No es una reflexión que solo afecta a problemas globales como el genocidio de Gaza, la invasión de Ucrania, el extractivismo de las grandes corporaciones tecnológicas, las violaciones de derechos humanos en las fronteras, las redadas racistas en barrios multiculturales como Lavapiés… No, estoy pensando en esa impostura cotidiana de quienes obvian conscientemente el lenguaje inclusivo, niegan la violencia machista, desprecian a las mujeres que denuncian acoso, insultan a una persona por el color de su piel, se sienten superiores que quienes migran a nuestro país, se burlan de niñas y niños que forman parte de los therian acosándoles públicamente, especulan con los precios de sus propiedades por codicia... ¿Acaso no saben estas personas qué es lo correcto o lo incorrecto en conciencia? ¿Lo justo y lo injusto?

Lo correcto y lo incorrecto no son reglas inflexibles. No se trata de moral, ni de religión, tampoco de tradiciones ni prácticas culturales. Ni siquiera se trata de lo legal y lo ilegal. Lo correcto y lo incorrecto son respuestas que damos a las situaciones que nos interpelan en el momento en el que estamos y que ponen al descubierto cuáles son nuestros valores y si estos están alineados con los valores universales, de derechos, de principios y de convivencia que sabemos nos conducen al entendimiento y la paz. Lo correcto y lo incorrecto frente a la élite del odio es decidir qué hacer. Hay una frase de Martin Luther King, Jr. que dice: “Siempre es el momento adecuado para hacer lo correcto”.

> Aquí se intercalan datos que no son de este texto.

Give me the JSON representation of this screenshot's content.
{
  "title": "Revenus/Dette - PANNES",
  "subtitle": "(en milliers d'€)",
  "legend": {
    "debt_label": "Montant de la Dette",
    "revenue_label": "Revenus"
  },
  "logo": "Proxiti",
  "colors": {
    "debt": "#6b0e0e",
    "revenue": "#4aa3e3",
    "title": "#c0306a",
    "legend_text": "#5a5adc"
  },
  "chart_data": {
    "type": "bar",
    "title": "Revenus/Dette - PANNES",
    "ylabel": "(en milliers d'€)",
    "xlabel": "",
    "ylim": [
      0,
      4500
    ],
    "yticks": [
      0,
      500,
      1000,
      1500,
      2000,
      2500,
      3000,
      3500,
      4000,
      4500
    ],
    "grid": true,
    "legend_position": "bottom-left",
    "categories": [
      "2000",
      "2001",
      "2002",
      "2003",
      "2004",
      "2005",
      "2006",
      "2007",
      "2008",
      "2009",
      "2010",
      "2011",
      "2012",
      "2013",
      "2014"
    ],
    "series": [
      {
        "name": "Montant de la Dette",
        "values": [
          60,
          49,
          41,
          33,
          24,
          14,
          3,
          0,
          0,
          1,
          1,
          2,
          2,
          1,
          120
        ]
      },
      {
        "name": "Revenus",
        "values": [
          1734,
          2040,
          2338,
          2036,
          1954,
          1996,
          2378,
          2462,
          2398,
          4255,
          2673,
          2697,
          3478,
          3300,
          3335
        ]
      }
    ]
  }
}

Lo correcto en derechos humanos implica respetar la dignidad intrínseca a todo ser humano. Por eso no tiene cabida el desprecio con el que la extrema derecha trata a las vidas migrantes, a las personas diversas, a quienes representan la diferencia. Lo correcto es garantizar igualdad, libertad y no discriminación desde un prisma de bien común y justicia social, contraponiéndose a los postulados neoliberales que defienden el uso de la libertad de manera individualista y egoísta. Lo correcto es defender el valor de los derechos humanos frente a quienes necesitan que estos desaparezcan para gozar de impunidad ante las violaciones de derechos que cometen. Y esto no es una intuición personal, es la herencia de una genealogía feminista y de movimientos sociales que nos precedieron en otras crisis, en otros momentos de avance del fascismo. El feminismo nos enseña que lo personal es político y los movimientos por los derechos civiles, por los derechos LGTBIQ+, por la justicia social, por el cambio climático… nos recuerdan que los avances no son automáticos y que cada retroceso comienza naturalizando las pequeñas humillaciones y no poniendo límites a quienes las protagonizan con antivalores.